Brown’s reference is to Patterson’s now much-satirised comment when he lapsed into Jamaican lingo during a parliamentary debate to tell opponents to forget their demands for a referendum for the establishment of the CCJ.
But that is precisely what the prime minister, based on the Privy Council’s ruling, is faced with, unless he can persuade the JLP to vote with the government to provide a two-thirds majority so as to amend the constitution and entrench the court.
Either strategy would require deft, and complicated parliamentary manoeuvers and substantial amounts of political horse-trading if the Opposition is to be on board.
“The problem is that any new bills will take some time to make it through Parliament,” Brown said – at least three months between being laid at the first reading.
The CCJ has long been a controversial issue that has occupied most of the countries of the Commonwealth Caribbean for the better part of three decades.
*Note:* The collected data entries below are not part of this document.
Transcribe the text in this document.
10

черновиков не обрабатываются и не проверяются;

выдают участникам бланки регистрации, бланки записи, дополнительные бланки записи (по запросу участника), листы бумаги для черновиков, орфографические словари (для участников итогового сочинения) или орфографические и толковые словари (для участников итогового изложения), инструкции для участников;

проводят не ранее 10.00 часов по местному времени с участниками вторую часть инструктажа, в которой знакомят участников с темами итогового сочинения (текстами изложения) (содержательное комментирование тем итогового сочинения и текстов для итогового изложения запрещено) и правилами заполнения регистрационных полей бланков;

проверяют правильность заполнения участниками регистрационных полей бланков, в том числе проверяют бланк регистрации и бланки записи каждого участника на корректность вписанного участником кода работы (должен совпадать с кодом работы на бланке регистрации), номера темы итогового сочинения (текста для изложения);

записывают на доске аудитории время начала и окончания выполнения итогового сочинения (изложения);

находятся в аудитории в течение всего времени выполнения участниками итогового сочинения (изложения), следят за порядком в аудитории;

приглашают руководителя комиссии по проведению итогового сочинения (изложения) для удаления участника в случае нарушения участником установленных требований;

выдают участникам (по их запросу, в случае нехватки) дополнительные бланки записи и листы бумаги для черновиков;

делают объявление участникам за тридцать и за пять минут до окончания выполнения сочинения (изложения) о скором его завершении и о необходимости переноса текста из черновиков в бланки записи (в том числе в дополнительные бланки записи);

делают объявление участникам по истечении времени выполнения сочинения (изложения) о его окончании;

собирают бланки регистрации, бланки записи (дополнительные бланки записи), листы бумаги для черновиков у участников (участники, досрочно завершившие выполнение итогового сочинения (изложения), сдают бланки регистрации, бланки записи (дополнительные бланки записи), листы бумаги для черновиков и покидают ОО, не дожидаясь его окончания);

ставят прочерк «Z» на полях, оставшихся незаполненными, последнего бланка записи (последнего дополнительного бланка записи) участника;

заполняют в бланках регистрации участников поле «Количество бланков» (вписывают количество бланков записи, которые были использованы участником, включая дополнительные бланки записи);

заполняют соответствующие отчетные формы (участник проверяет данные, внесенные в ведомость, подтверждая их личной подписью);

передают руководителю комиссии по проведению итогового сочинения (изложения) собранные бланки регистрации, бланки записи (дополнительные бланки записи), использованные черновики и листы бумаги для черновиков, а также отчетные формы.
In the 1970s, it started as a process to fully repatriate the sovereignty of Caribbean countries by having a final court in the region, rather than having cases being sent to London to be adjudicated on by British judges. The Caribbean states were among a handful of Commonwealth countries that maintained the Privy Council as their final court, particularly with last year’s withdrawal of New Zealand.
But the region’s on-and-off debate on the abolition of the Privy Council began to gather new steam in the late 1990s and into the new decade after a series of rulings, by the British judges, which Caribbean leaders said were heading towards abolishing capital punishment.
In fact, Caribbean governments have gone so far as to accuse the Privy Council of engaging in writing, rather than interpreting, the law. On the other hand, lawyers and rights groups argued that regional governments were hastening to withdraw from the Privy Council so as to establish a “hanging court”.
But while the primary focus on the CCJ has been on its criminal and civil jurisdiction, the court is to have another critical role. It will have original jurisdiction on matters relating to the interpretation of the Revised Treaty of Chaguaramas, the instrument transforming the Caribbean Community into a single market and economy – a seamless regional economic space.
Initially, many of the critics of the proposed court questioned the quality and capacity of Caribbean judges and their ability to produce a standard of jurisprudence supposedly achieved by the Privy Council.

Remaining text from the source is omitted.